Comment j’ai dû apprendre à déléguer…

Enceinte je me faisais des tas de films, je me projetais avec ce petit cœur qui grandissait dans mon ventre dans tous les aspects du quotidien: Petit cœur et moi câlinant le matin dans le lit, petit cœur réclamant le sein, petit cœur et moi riant durant une session chatouilles… bref toute une série de chouettes moments qu’il me tardait tellement de vivre!

Mais la vie n’est pas un conte de fées. Je savais aussi que petit cœur serait malade par exemple, ou bien qu’un jour il quitterait la maison pour prendre un appart. Qu’elles soient belles ou un peu moins, ces scènes de vie tout droit sorties de mon esprit avaient pourtant un point commun: on les vivait ENSEMBLE…

En fait si on m’avait demandé de me projeter dans un quotidien « métro boulot dodo » avec mon bébé j’aurais été tout simplement incapable de le faire. Parce que je n’imaginais pas passer une seule heure sans Elle.
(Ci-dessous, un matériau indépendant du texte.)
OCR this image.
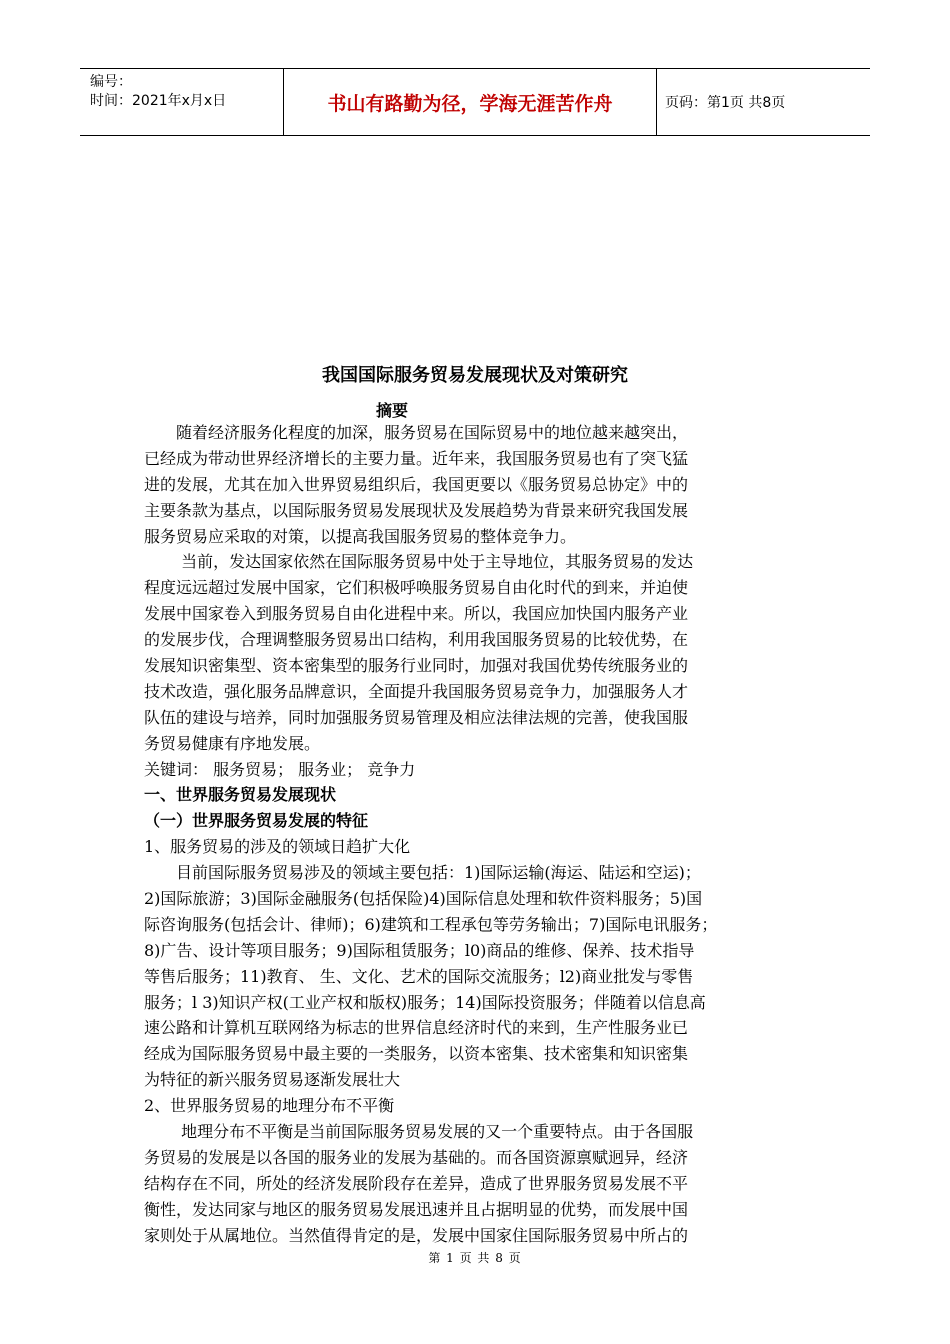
编号：
时间：2021年x月x日	书山有路勤为径，学海无涯苦作舟	页码：第1页 共8页
我国国际服务贸易发展现状及对策研究
摘要
　　随着经济服务化程度的加深，服务贸易在国际贸易中的地位越来越突出，
已经成为带动世界经济增长的主要力量。近年来，我国服务贸易也有了突飞猛
进的发展，尤其在加入世界贸易组织后，我国更要以《服务贸易总协定》中的
主要条款为基点，以国际服务贸易发展现状及发展趋势为背景来研究我国发展
服务贸易应采取的对策，以提高我国服务贸易的整体竞争力。
　　 当前，发达国家依然在国际服务贸易中处于主导地位，其服务贸易的发达
程度远远超过发展中国家，它们积极呼唤服务贸易自由化时代的到来，并迫使
发展中国家卷入到服务贸易自由化进程中来。所以，我国应加快国内服务产业
的发展步伐，合理调整服务贸易出口结构，利用我国服务贸易的比较优势，在
发展知识密集型、资本密集型的服务行业同时，加强对我国优势传统服务业的
技术改造，强化服务品牌意识，全面提升我国服务贸易竞争力，加强服务人才
队伍的建设与培养，同时加强服务贸易管理及相应法律法规的完善，使我国服
务贸易健康有序地发展。
关键词： 服务贸易； 服务业； 竞争力
一、世界服务贸易发展现状
（一）世界服务贸易发展的特征
1、服务贸易的涉及的领域日趋扩大化
　　目前国际服务贸易涉及的领域主要包括：1)国际运输(海运、陆运和空运)；
2)国际旅游；3)国际金融服务(包括保险)4)国际信息处理和软件资料服务；5)国
际咨询服务(包括会计、律师)；6)建筑和工程承包等劳务输出；7)国际电讯服务；
8)广告、设计等项目服务；9)国际租赁服务；l0)商品的维修、保养、技术指导
等售后服务；11)教育、 生、文化、艺术的国际交流服务；l2)商业批发与零售
服务；l 3)知识产权(工业产权和版权)服务；14)国际投资服务；伴随着以信息高
速公路和计算机互联网络为标志的世界信息经济时代的来到，生产性服务业已
经成为国际服务贸易中最主要的一类服务，以资本密集、技术密集和知识密集
为特征的新兴服务贸易逐渐发展壮大
2、世界服务贸易的地理分布不平衡
　　 地理分布不平衡是当前国际服务贸易发展的又一个重要特点。由于各国服
务贸易的发展是以各国的服务业的发展为基础的。而各国资源禀赋迥异，经济
结构存在不同，所处的经济发展阶段存在差异，造成了世界服务贸易发展不平
衡性，发达同家与地区的服务贸易发展迅速并且占据明显的优势，而发展中国
家则处于从属地位。当然值得肯定的是，发展中国家住国际服务贸易中所占的
第 1 页 共 8 页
Et pourtant j’étais bien consciente que mes idéaux étaient impossibles à réaliser, à moins de vivre en autarcie et de lui faire l’école à la maison ( quoi que pour ce dernier point j’en serais bien capable ). Avant d’y être inévitablement confrontée, je n’ai donc jamais pu me résigner à me voir vivre loin de mon bébé.

Le psychisme humain est hyper bien fait je trouve: le mien a fait de cette préoccupation un sujet complètement tabou, et donc jusqu’à la date d’entrée en crèche d’Aïnoha, je n’ai absolument pas voulu y croire. Croire que ça y est, il allait falloir vivre un peu sans Elle. Qu’il allait falloir… déléguer.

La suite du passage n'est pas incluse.